Directeurs des opérations, programmeurs-analystes, développeurs web, biochimistes, ingénieurs systèmes, médecins généralistes ou spécialisés… Je ne compte plus le nombre de candidats à l’immigration étrangers ultra-qualifiés que je dois diriger vers les programmes fédéraux d’immigration hors Québec étant donné la quantité limitée d’invitations qui sont faites par le Québec aux candidats à l’immigration résidant hors du Canada depuis des années.

Plus le temps avance, plus le Québec perd son attrait pour les travailleurs étrangers qualifiés hors Canada vu l’absence de programme d’immigration concret à leur attention. Ceci est un premier problème, réel depuis des années, mais qui touche peut-être moins le citoyen moyen vu le caractère intangible de l’immigration étrangère.

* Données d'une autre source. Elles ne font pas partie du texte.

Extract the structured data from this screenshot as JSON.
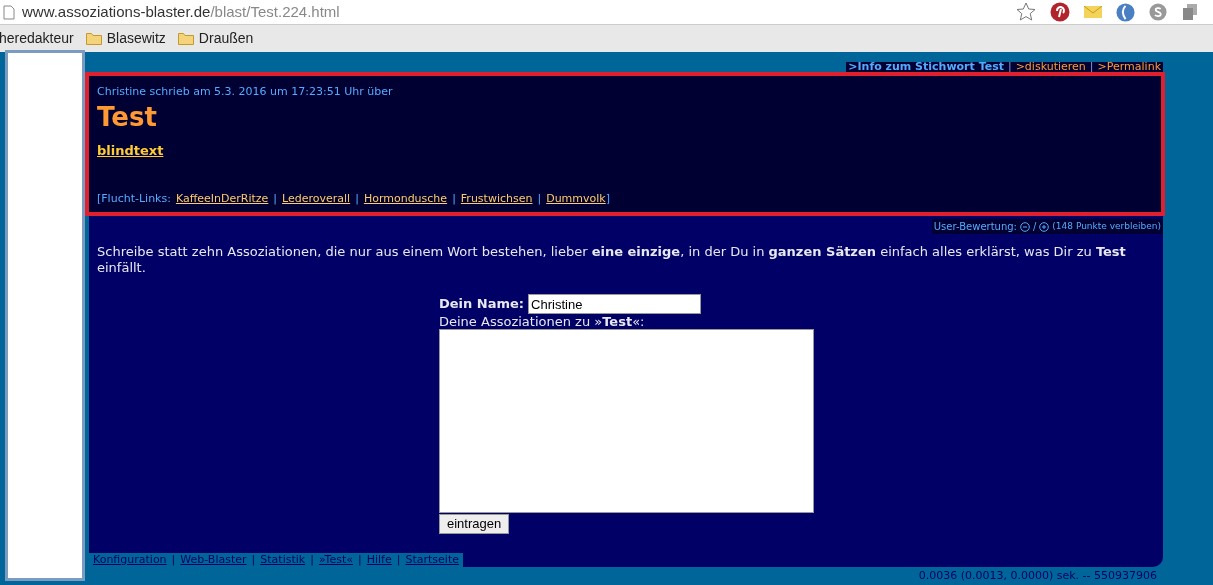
{
  "browser": {
    "url_host": "www.assoziations-blaster.de",
    "url_path": "/blast/Test.224.html",
    "bookmarks": [
      "heredakteur",
      "Blasewitz",
      "Draußen"
    ]
  },
  "top_links": {
    "separator": "|",
    "items": [
      ">Info zum Stichwort **Test**",
      ">diskutieren",
      ">Permalink"
    ]
  },
  "entry": {
    "byline": "Christine schrieb am 5.3. 2016 um 17:23:51 Uhr über",
    "title": "Test",
    "body_link": "blindtext",
    "escape_prefix": "[Flucht-Links:",
    "escape_links": [
      "KaffeeInDerRitze",
      "Lederoverall",
      "Hormondusche",
      "Frustwichsen",
      "Dummvolk"
    ],
    "escape_suffix": "]",
    "separator": "|"
  },
  "rating": {
    "label": "User-Bewertung:",
    "slash": "/",
    "remaining": "(148 Punkte verbleiben)"
  },
  "intro": "Schreibe statt zehn Assoziationen, die nur aus einem Wort bestehen, lieber **eine einzige**, in der Du in **ganzen Sätzen** einfach alles erklärst, was Dir zu **Test** einfällt.",
  "form": {
    "name_label": "Dein Name:",
    "name_value": "Christine",
    "assoc_label": "Deine Assoziationen zu »**Test**«:",
    "submit": "eintragen"
  },
  "footer": {
    "separator": "|",
    "links": [
      "Konfiguration",
      "Web-Blaster",
      "Statistik",
      "»Test«",
      "Hilfe",
      "Startseite"
    ]
  },
  "stats": "0.0036 (0.0013, 0.0000) sek. -- 550937906"
}
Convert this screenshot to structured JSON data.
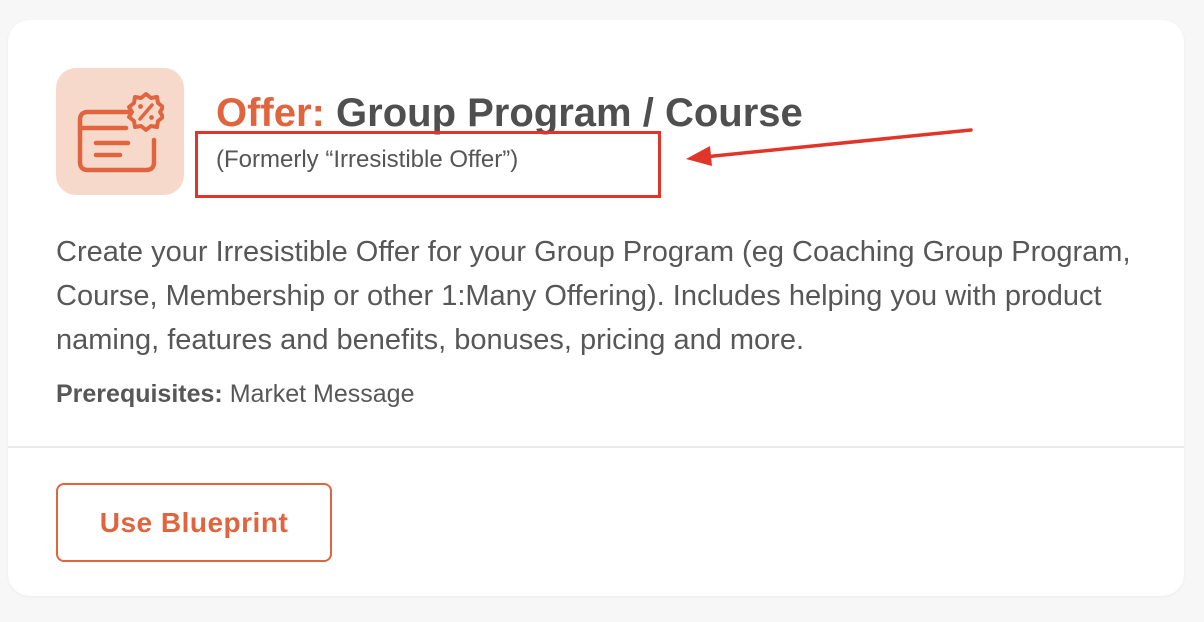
{
  "card": {
    "icon": "offer-blueprint-icon",
    "title_prefix": "Offer:",
    "title": "Group Program / Course",
    "subtitle": "(Formerly “Irresistible Offer”)",
    "description": "Create your Irresistible Offer for your Group Program (eg Coaching Group Program, Course, Membership or other 1:Many Offering). Includes helping you with product naming, features and benefits, bonuses, pricing and more.",
    "prerequisites_label": "Prerequisites:",
    "prerequisites_value": "Market Message",
    "button_label": "Use Blueprint"
  },
  "annotation": {
    "highlight": "red-rectangle",
    "arrow": "red-arrow"
  },
  "colors": {
    "accent": "#e0653f",
    "icon_tile_bg": "#f7d9cc",
    "annotation": "#e2352a",
    "text": "#575757",
    "page_bg": "#f7f7f7"
  }
}
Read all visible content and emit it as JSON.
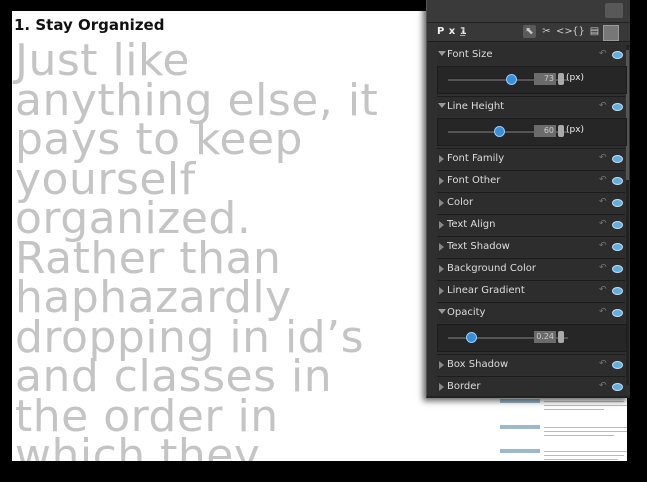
{
  "document": {
    "heading": "1. Stay Organized",
    "body_text": "Just like\nanything else, it\npays to keep\nyourself\norganized.\nRather than\nhaphazardly\ndropping in id’s\nand classes in\nthe order in\nwhich they"
  },
  "panel": {
    "brand": "P x 1",
    "help": "?",
    "toolbar_icons": [
      "inspect-icon",
      "link-icon",
      "code-icon",
      "braces-icon",
      "comment-icon",
      "color-swatch-icon"
    ],
    "properties": [
      {
        "label": "Font Size",
        "expanded": true,
        "value": "73",
        "unit": "(px)",
        "slider_fraction": 0.52
      },
      {
        "label": "Line Height",
        "expanded": true,
        "value": "60",
        "unit": "(px)",
        "slider_fraction": 0.42
      },
      {
        "label": "Font Family",
        "expanded": false
      },
      {
        "label": "Font Other",
        "expanded": false
      },
      {
        "label": "Color",
        "expanded": false
      },
      {
        "label": "Text Align",
        "expanded": false
      },
      {
        "label": "Text Shadow",
        "expanded": false
      },
      {
        "label": "Background Color",
        "expanded": false
      },
      {
        "label": "Linear Gradient",
        "expanded": false
      },
      {
        "label": "Opacity",
        "expanded": true,
        "value": "0.24",
        "unit": "",
        "slider_fraction": 0.18
      },
      {
        "label": "Box Shadow",
        "expanded": false
      },
      {
        "label": "Border",
        "expanded": false
      }
    ]
  },
  "colors": {
    "panel_bg": "#2f2f2f",
    "accent_blue": "#3b8fd6",
    "body_text": "#c4c4c4"
  }
}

Toutefois, le manque de vision à long terme ou à tout le moins la poursuite du statu quo en matière d’immigration au Québec – qui a le privilège incroyable et unique au Canada de sélectionner directement ses immigrants économiques en vertu de l’Accord Canada-Québec relatif à l’immigration de 1991 – va bientôt se faire sentir. En tant que fière Québécoise, je ne peux que m’en désoler.

En effet, le ministre canadien de l’Immigration, des Réfugiés et de la Citoyenneté, Marco Mendicino, annonçait il y a quelques jours qu’il allait offrir aux travailleurs essentiels canadiens francophones une voie vers la résidence permanente, entre mai et novembre 2021, et ce, pour tous les résidents temporaires au Canada avec un français intermédiaire, œuvrant dans un service essentiel depuis au moins un an. 1 Cette politique rassemble une quantité impressionnante de professions essentielles, avec divers degrés de qualification, et vise particulièrement les travailleurs de la santé – qui comptent de nombreux étrangers qui nous ont soutenus durant la pandémie.

Depuis des mois, les résidents temporaires canadiens ont été confrontés à la dure réalité de vivre sans statut de résident permanent ou citoyen dans un pays en crise. Le gouvernement fédéral a décidé de donner à certains d’entre eux une lumière au bout du tunnel, et particulièrement pour ceux ayant le bonheur de parler notre belle langue française.

La contrepartie ? Il faut vouloir et affirmer solennellement être prêt à s’établir hors du Québec, car le Canada ne peut sélectionner des immigrants économiques pour le compte du Québec vu l’Accord Canada-Québec en matière d’immigration.

Ainsi, ne vous surprenez pas si bientôt, votre infirmière venant du Burundi, votre chauffeur Uber du Guatemala et l’étudiant étranger français qui emballe vos provisions à l’épicerie font leurs valises pour le « reste du Canada ». Bien que le Québec ait certains programmes d’accès à la résidence permanente pour les travailleurs et étudiants temporaires sur son territoire, ses candidats à l’immigration doivent posséder un niveau de français avancé qui est bien souvent inatteignable pour plusieurs, notamment les diplômés et travailleurs anglophones, et sujet à des délais qui sont actuellement de 27 mois de traitement une fois la sélection par le Québec, versus six mois (un peu plus en pandémie, bien sûr) pour les candidats fédéraux. 1 S’ajoute à cela le message dévastateur et particulièrement inopportun envoyé à plusieurs résidents étrangers au Québec à l’été 2020, alors que le seul programme d’immigration économique fonctionnel, le Programme de l’expérience québécoise, a été restreint – entre deux vagues de pandémie.

Si vous pouvez obtenir vos droits comme résident permanent deux fois, voire possiblement quatre fois plus vite et facilement en quittant le Québec, peut-être vous aussi qui lisez cette lettre suivrez-vous la mer Rouge – vers notre gouvernement fédéral.

Après tout, par les temps qui courent, on vise la sécurité avant tout.

1. D’autres conditions s’appliquent, sujet à changement.